Acordam no Tribunal da Relação de Guimarães Relatório: 1. AA, casado, com o número de identificação civil ..., residente na Rua ..., ... ..., ..., intentou a presente ação declarativa contra “V... ASEGURADORA, COMPAÑIA DE SEGUROS Y REASEGUROS, S. A., contribuinte fiscal (CIF) A-..., com sede na Calle ..., ... ..., Espanha, e representada em Portugal pela C..., UNIPESSOAL, LDA., com sede no Largo ..., ... ..., pedindo a condenação da demandada a pagar-lhe: (i) a quantia de € 162.730,00 (cento e sessenta e dois mil, setecentos e trinta euros), relativa aos prejuízos sofridos em resultado do acidente dos autos, acrescida de juros, à taxa legal, desde a citação (compatível com o mecanismo da correção monetária da obrigação de indemnizar) e, (ii) as despesas medicamentosas, médicas, de tratamento fisiátrico, que vierem a ser realizadas e que deverão ser suportadas pela demandada, ou (iii) em alternativa, e por estes danos não poderem ser determinados ou quantificados nesta data, requer-se seja a sua liquidação remetida para execução de sentença.

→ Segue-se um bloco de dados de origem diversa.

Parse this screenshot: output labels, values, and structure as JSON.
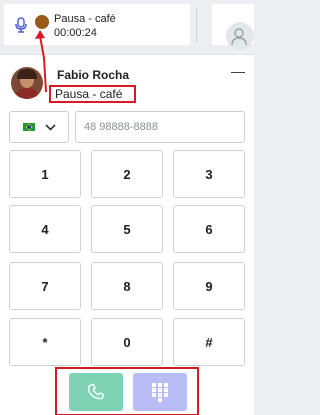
{
  "topbar": {
    "status_label": "Pausa - café",
    "status_timer": "00:00:24",
    "status_color": "#9a5a18",
    "mic_icon": "microphone-icon"
  },
  "dialer": {
    "user_name": "Fabio Rocha",
    "user_status": "Pausa - café",
    "minimize_label": "—",
    "country_flag": "brazil-flag-icon",
    "phone_placeholder": "48 98888-8888",
    "phone_value": "",
    "keys": [
      "1",
      "2",
      "3",
      "4",
      "5",
      "6",
      "7",
      "8",
      "9",
      "*",
      "0",
      "#"
    ]
  },
  "actions": {
    "call_icon": "phone-icon",
    "keypad_icon": "keypad-icon",
    "call_color": "#7fd3b4",
    "keypad_color": "#b9bdf6"
  },
  "annotation_color": "#d71b22"
}
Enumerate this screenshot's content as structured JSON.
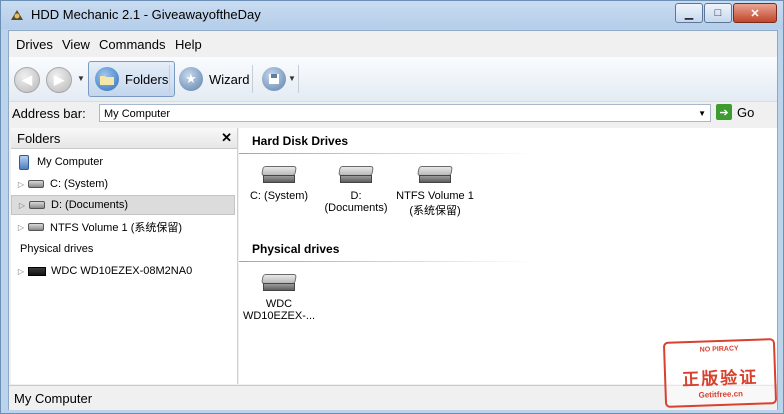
{
  "window": {
    "title": "HDD Mechanic 2.1 - GiveawayoftheDay",
    "min_glyph": "▁",
    "max_glyph": "□",
    "close_glyph": "✕"
  },
  "menu": {
    "items": [
      "Drives",
      "View",
      "Commands",
      "Help"
    ]
  },
  "toolbar": {
    "back_glyph": "◀",
    "forward_glyph": "▶",
    "dropdown_glyph": "▼",
    "folders_label": "Folders",
    "wizard_label": "Wizard"
  },
  "address": {
    "label": "Address bar:",
    "value": "My Computer",
    "go_label": "Go",
    "go_glyph": "➔"
  },
  "left_pane": {
    "title": "Folders",
    "close_glyph": "✕",
    "tree": {
      "root": "My Computer",
      "drives": [
        "C: (System)",
        "D: (Documents)",
        "NTFS Volume 1 (系统保留)"
      ],
      "physical_header": "Physical drives",
      "physical": [
        "WDC WD10EZEX-08M2NA0"
      ]
    }
  },
  "right_pane": {
    "groups": [
      {
        "title": "Hard Disk Drives",
        "items": [
          "C: (System)",
          "D:\n(Documents)",
          "NTFS Volume 1\n(系统保留)"
        ]
      },
      {
        "title": "Physical drives",
        "items": [
          "WDC\nWD10EZEX-..."
        ]
      }
    ]
  },
  "status": {
    "text": "My Computer"
  },
  "watermark": {
    "top": "NO PIRACY",
    "middle": "正版验证",
    "bottom": "Getitfree.cn"
  },
  "colors": {
    "title_gradient": "#c9dcf1",
    "close_red": "#c1452b",
    "go_green": "#3d9c2f",
    "stamp_red": "#d8412e"
  }
}
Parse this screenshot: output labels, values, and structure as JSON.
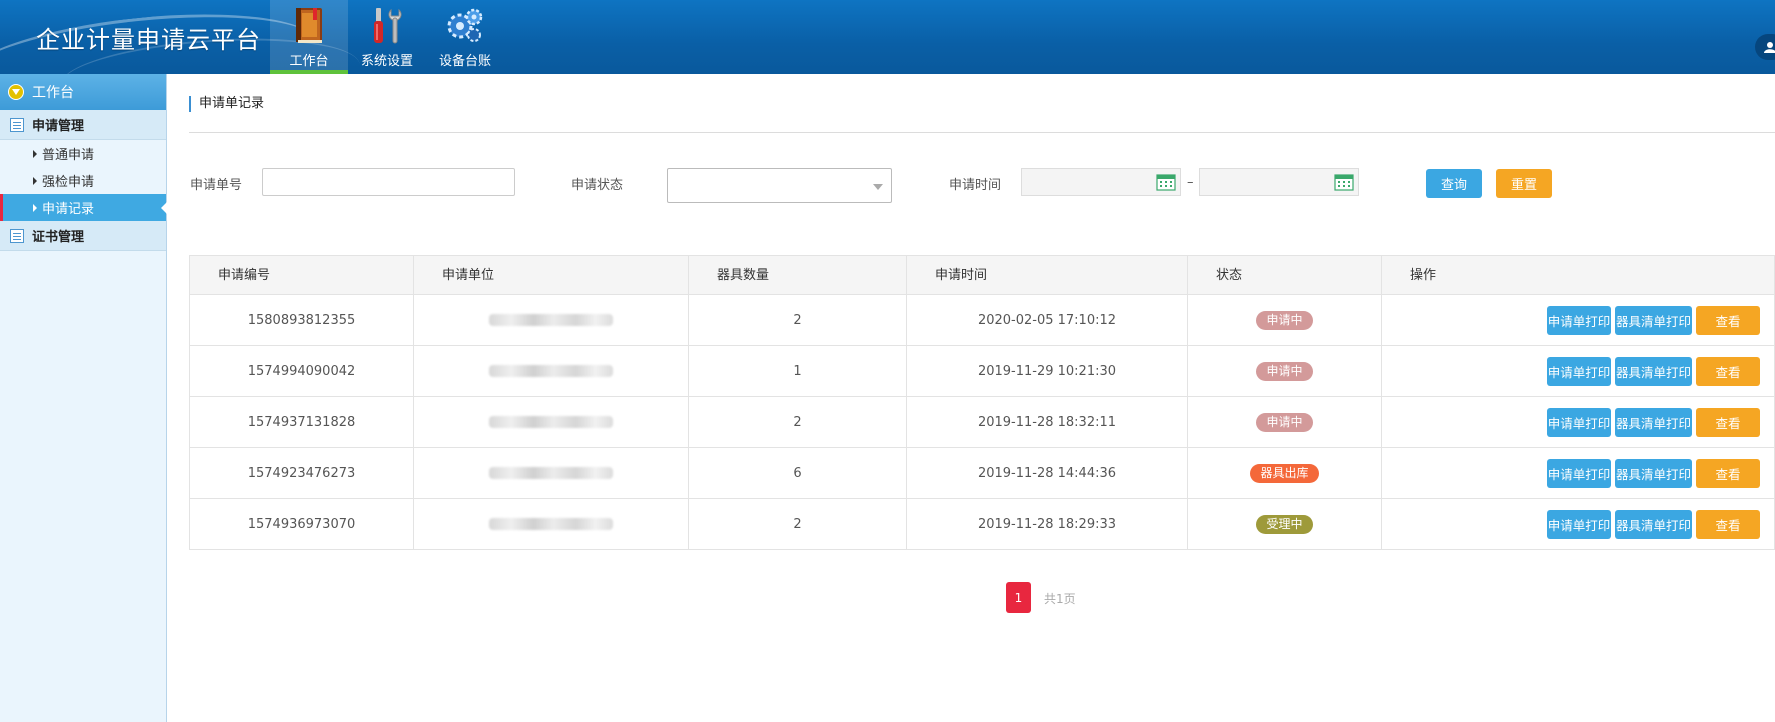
{
  "header": {
    "app_title": "企业计量申请云平台",
    "nav": [
      {
        "label": "工作台",
        "icon": "book-icon",
        "active": true
      },
      {
        "label": "系统设置",
        "icon": "tools-icon",
        "active": false
      },
      {
        "label": "设备台账",
        "icon": "gears-icon",
        "active": false
      }
    ],
    "user_icon": "user-icon"
  },
  "sidebar": {
    "root": "工作台",
    "groups": [
      {
        "label": "申请管理",
        "items": [
          {
            "label": "普通申请"
          },
          {
            "label": "强检申请"
          },
          {
            "label": "申请记录",
            "active": true
          }
        ]
      },
      {
        "label": "证书管理",
        "items": []
      }
    ]
  },
  "main": {
    "title": "申请单记录",
    "filters": {
      "number_label": "申请单号",
      "number_value": "",
      "status_label": "申请状态",
      "status_value": "",
      "time_label": "申请时间",
      "time_from": "",
      "time_to": "",
      "dash": "–",
      "query_button": "查询",
      "reset_button": "重置"
    },
    "table": {
      "headers": [
        "申请编号",
        "申请单位",
        "器具数量",
        "申请时间",
        "状态",
        "操作"
      ],
      "rows": [
        {
          "id": "1580893812355",
          "qty": "2",
          "time": "2020-02-05 17:10:12",
          "status": "申请中",
          "status_color": "#d39a9a"
        },
        {
          "id": "1574994090042",
          "qty": "1",
          "time": "2019-11-29 10:21:30",
          "status": "申请中",
          "status_color": "#d39a9a"
        },
        {
          "id": "1574937131828",
          "qty": "2",
          "time": "2019-11-28 18:32:11",
          "status": "申请中",
          "status_color": "#d39a9a"
        },
        {
          "id": "1574923476273",
          "qty": "6",
          "time": "2019-11-28 14:44:36",
          "status": "器具出库",
          "status_color": "#f4683a"
        },
        {
          "id": "1574936973070",
          "qty": "2",
          "time": "2019-11-28 18:29:33",
          "status": "受理中",
          "status_color": "#9e9a3a"
        }
      ],
      "actions": {
        "print_form": "申请单打印",
        "print_list": "器具清单打印",
        "view": "查看"
      }
    },
    "pagination": {
      "current": "1",
      "total": "共1页"
    }
  },
  "colors": {
    "header_bg": "#0a63a8",
    "accent_blue": "#3ba7e2",
    "accent_orange": "#f5a623",
    "active_red": "#e8273f",
    "nav_active_green": "#5fc23b"
  }
}
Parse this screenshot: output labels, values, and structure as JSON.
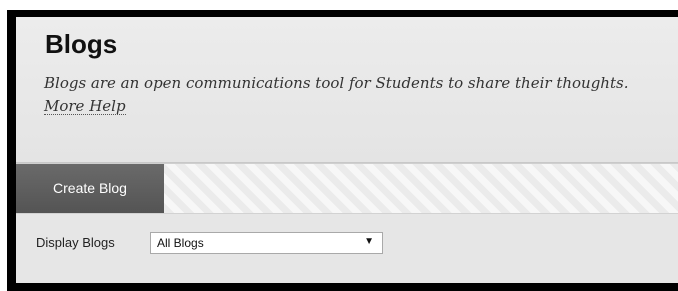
{
  "header": {
    "title": "Blogs",
    "description": "Blogs are an open communications tool for Students to share their thoughts.",
    "help_link": "More Help"
  },
  "action_bar": {
    "create_label": "Create Blog"
  },
  "filter": {
    "label": "Display Blogs",
    "selected_option": "All Blogs",
    "arrow_glyph": "▼"
  },
  "colors": {
    "action_button_bg": "#5e5e5e",
    "frame_border": "#000000",
    "panel_bg": "#ececec"
  }
}
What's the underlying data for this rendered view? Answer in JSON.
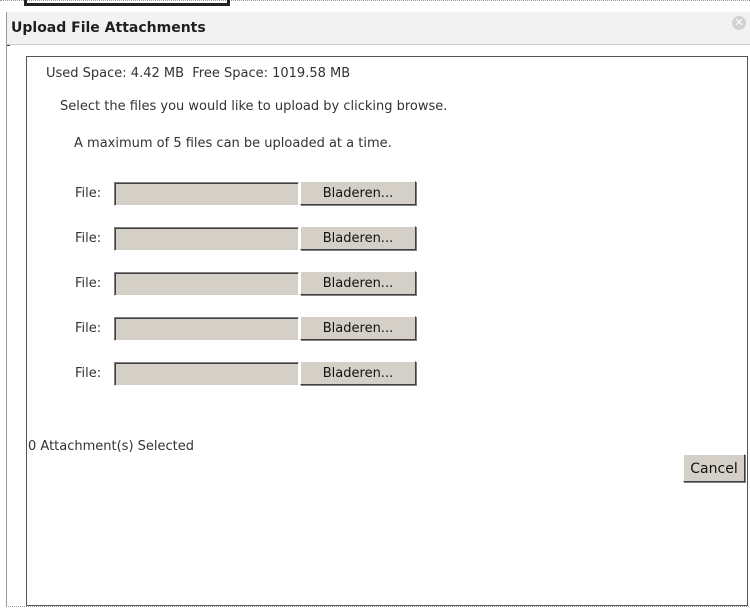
{
  "dialog": {
    "title": "Upload File Attachments",
    "close_icon": "close-circle-icon"
  },
  "quota": {
    "text": "Used Space: 4.42 MB  Free Space: 1019.58 MB"
  },
  "instructions": {
    "line1": "Select the files you would like to upload by clicking browse.",
    "line2": "A maximum of 5 files can be uploaded at a time."
  },
  "file_rows": [
    {
      "label": "File:",
      "value": "",
      "button": "Bladeren..."
    },
    {
      "label": "File:",
      "value": "",
      "button": "Bladeren..."
    },
    {
      "label": "File:",
      "value": "",
      "button": "Bladeren..."
    },
    {
      "label": "File:",
      "value": "",
      "button": "Bladeren..."
    },
    {
      "label": "File:",
      "value": "",
      "button": "Bladeren..."
    }
  ],
  "status": {
    "selected": "0 Attachment(s) Selected"
  },
  "actions": {
    "cancel_label": "Cancel"
  },
  "colors": {
    "dialog_border": "#999999",
    "content_border": "#555555",
    "control_face": "#d4d0c8",
    "titlebar_bg": "#f2f2f2"
  }
}
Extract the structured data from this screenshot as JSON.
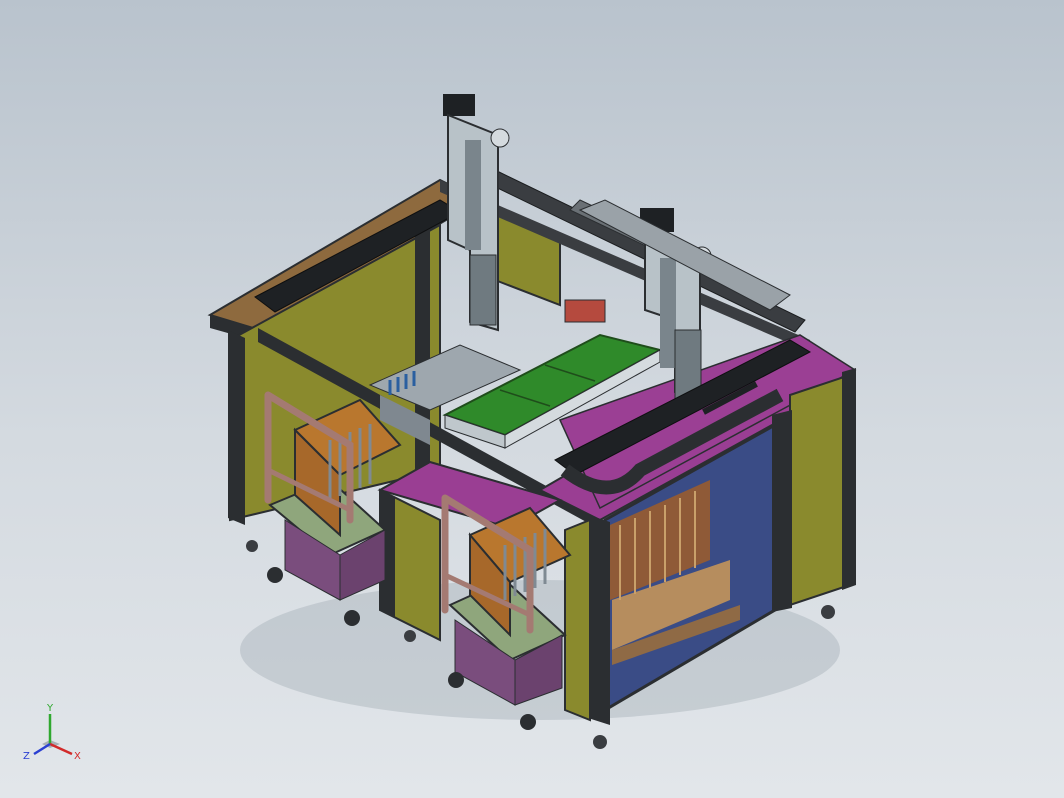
{
  "viewport": {
    "triad": {
      "x_label": "X",
      "y_label": "Y",
      "z_label": "Z",
      "x_color": "#d22a2a",
      "y_color": "#2fa82f",
      "z_color": "#2a3fd2"
    }
  },
  "colors": {
    "frame_dark": "#2b2e31",
    "panel_olive": "#8c8a2a",
    "panel_magenta": "#9a3e93",
    "panel_brown": "#9a6b3d",
    "pcb_green": "#2f8a2a",
    "cart_base": "#7a4d7d",
    "cart_top": "#8fa67c",
    "handle_pipe": "#a47a72",
    "crate_orange": "#b9772e",
    "glass_blue": "#3a4c86"
  }
}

Alegou para o efeito em resumo que: - no dia 22/02/2016, pelas 09:15 horas, na Estrada ... (Graus – ..., sentido ... (...), Espanha, ocorreu um acidente de viação, em que foram intervenientes o veículo ligeiro de passageiros, marca ..., com matrícula ..-LQ-.., propriedade do demandante e por si conduzido, o veículo ligeiro de passageiros, de matrícula espanhola .... F, propriedade e conduzido por BB e o veículo ligeiro de passageiros, matrícula espanhola .... B; - em resultado da existência de gelo no pavimento, o demandante perdeu o controlo sobre o veículo e, em despiste, o veículo “saiu de frente”, acabou por invadir a berma que, do lado esquerdo delimita a via, imobilizando-se numa pequena ribanceira; - nenhuma consequência adveio ao demandante e esposa, passageira, do despiste; - decorridos mais de 10 minutos após o seu despiste, eis que o veículo de matrícula espanhola .... F, que antes circularia pela A-.... no mesmo sentido de marcha, também ele se despistou, invadindo a mesma berma, tendo atropelado/abalroado o demandante que estava ao lado da porta do condutor do seu veículo; - decorridos alguns minutos após este último despiste seguido de abalroamento, o veículo de matrícula espanhola .... B, também ele se despistou e invadiu a mesma berma esquerda, colidindo no ... do demandante; - como consequência do acidente descrito, o demandante deu entrada no Serviço de Urgências do Hospital ..., onde lhe foram detetadas múltiplas e graves lesões; - apesar dos tratamentos a que se submeteu, o demandante ficou a padecer definitivamente de sequelas; - as sequelas incapacitam o demandante para qualquer atividade desportiva e de lazer; - atualmente, e desde que teve alta médica, mercê destas sequelas, o demandante não é mesma pessoa; - o demandante necessitará no futuro, periodicamente, de acompanhamento e tratamento psiquiátrico e ortopédico, bem como medicamentoso; - também teve um avultadíssimo dano patrimonial; - sofre de uma incapacidade permanente parcial, que terá repercussões (negativas) na sua atividade profissional; - no atropelamento, o demandante perdeu um relógio, para além do vestuário que trazia vestido que ficou destruído.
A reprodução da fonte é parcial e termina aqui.